Her protective older brother, Bernardo (David Alvarez), feels more responsible for her than ever, now that their father has died, while his girlfriend Anita is happy to take on the role of her loving and encouraging big sister. The long-time proprietor of the neighborhood drug store, Valentina is respected by nearly everyone and has given the recently-paroled Tony (Ansel Elgort) a job, though his best friend Riff (Mike Faist) keeps nudging him to return to their street gang and help them beat off the threats posed by a rival street gang.
Though I'm not a die-hard fan of movie musicals, it's difficult to resist admiring a very well-made film, even if it is a musical. I've seen and admired the 1961 film version, so I recognized when Spielberg's version tips its hat to the earlier version, but mostly I got caught up in his signature camera moves and framing, which seem ideal for a movie musical, even though he's never made one before in its entirety. (Though who can forget the opening of Indiana Jones and the Temple of Doom?) Spielberg knows how to compose widescreen images that take full advantage of the wide screen, which makes the film easy and enjoyable to watch in a movie theater, much more than I had anticipated.

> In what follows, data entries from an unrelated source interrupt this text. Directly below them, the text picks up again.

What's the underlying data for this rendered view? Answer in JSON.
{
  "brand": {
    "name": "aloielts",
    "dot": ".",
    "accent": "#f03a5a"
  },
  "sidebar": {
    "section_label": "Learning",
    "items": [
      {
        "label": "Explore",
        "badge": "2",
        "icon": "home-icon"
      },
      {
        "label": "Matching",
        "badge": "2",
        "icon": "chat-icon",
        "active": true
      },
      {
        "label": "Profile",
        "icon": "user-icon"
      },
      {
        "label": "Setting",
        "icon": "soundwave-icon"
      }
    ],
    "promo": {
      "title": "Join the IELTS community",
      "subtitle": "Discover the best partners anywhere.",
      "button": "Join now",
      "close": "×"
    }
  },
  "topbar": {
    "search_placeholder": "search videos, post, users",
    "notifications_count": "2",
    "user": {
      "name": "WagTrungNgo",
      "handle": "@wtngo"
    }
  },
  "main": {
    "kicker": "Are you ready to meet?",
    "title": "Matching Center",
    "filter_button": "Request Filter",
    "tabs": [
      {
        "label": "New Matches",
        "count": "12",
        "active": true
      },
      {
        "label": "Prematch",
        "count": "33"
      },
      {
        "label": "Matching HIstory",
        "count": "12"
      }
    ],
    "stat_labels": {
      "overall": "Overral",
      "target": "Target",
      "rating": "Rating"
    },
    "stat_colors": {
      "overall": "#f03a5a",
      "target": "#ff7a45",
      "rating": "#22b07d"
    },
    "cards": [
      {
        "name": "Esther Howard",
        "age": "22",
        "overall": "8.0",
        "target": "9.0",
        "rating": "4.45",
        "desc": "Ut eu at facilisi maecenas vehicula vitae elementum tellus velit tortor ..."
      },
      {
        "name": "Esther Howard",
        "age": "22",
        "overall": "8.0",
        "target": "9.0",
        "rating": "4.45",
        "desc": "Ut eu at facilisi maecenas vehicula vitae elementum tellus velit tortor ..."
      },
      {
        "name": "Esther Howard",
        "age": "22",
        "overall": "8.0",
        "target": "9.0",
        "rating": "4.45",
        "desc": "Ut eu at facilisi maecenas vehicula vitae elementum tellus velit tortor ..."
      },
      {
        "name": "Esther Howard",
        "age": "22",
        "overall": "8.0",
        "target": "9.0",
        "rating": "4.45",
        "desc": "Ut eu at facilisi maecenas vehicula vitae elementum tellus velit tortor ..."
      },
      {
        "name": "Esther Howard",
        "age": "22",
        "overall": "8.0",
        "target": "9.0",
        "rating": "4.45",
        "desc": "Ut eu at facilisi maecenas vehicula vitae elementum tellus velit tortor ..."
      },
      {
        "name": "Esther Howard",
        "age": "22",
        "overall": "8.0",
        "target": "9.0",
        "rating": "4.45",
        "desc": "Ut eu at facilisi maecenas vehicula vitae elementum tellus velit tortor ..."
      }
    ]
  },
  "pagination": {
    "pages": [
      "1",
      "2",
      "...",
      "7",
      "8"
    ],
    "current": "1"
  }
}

The director's two previous remakes, Always (1989) and War of the Worlds (2005), were both set in the present, which suggests that with West Side Story, Spielberg has more fully acquiesced to time and nostalgia. What the film definitely proves, however, is that Spielberg is a master artist who enjoyed remaking a perfectly good musical romance in his own style and with all the resources that are available to him, even if it doesn't rank in the top tier of his own films, which have fused his filmmaking style with subjects and themes that haven't been explored before.
Splendidly suited for the big screen, the film is bolstered by very good performances by a talented roster of actors who bring their roles to life with good humor and gusto. (Ansel Elgort is not particularly well-suited for his role, unfortunately, but he does his level best; he tried hard, darn it!)
The songs may be more familiar than you may realize. And the darker tones favored by the original stage production are honored too, making West Side Story a complete, albeit familiar, success story.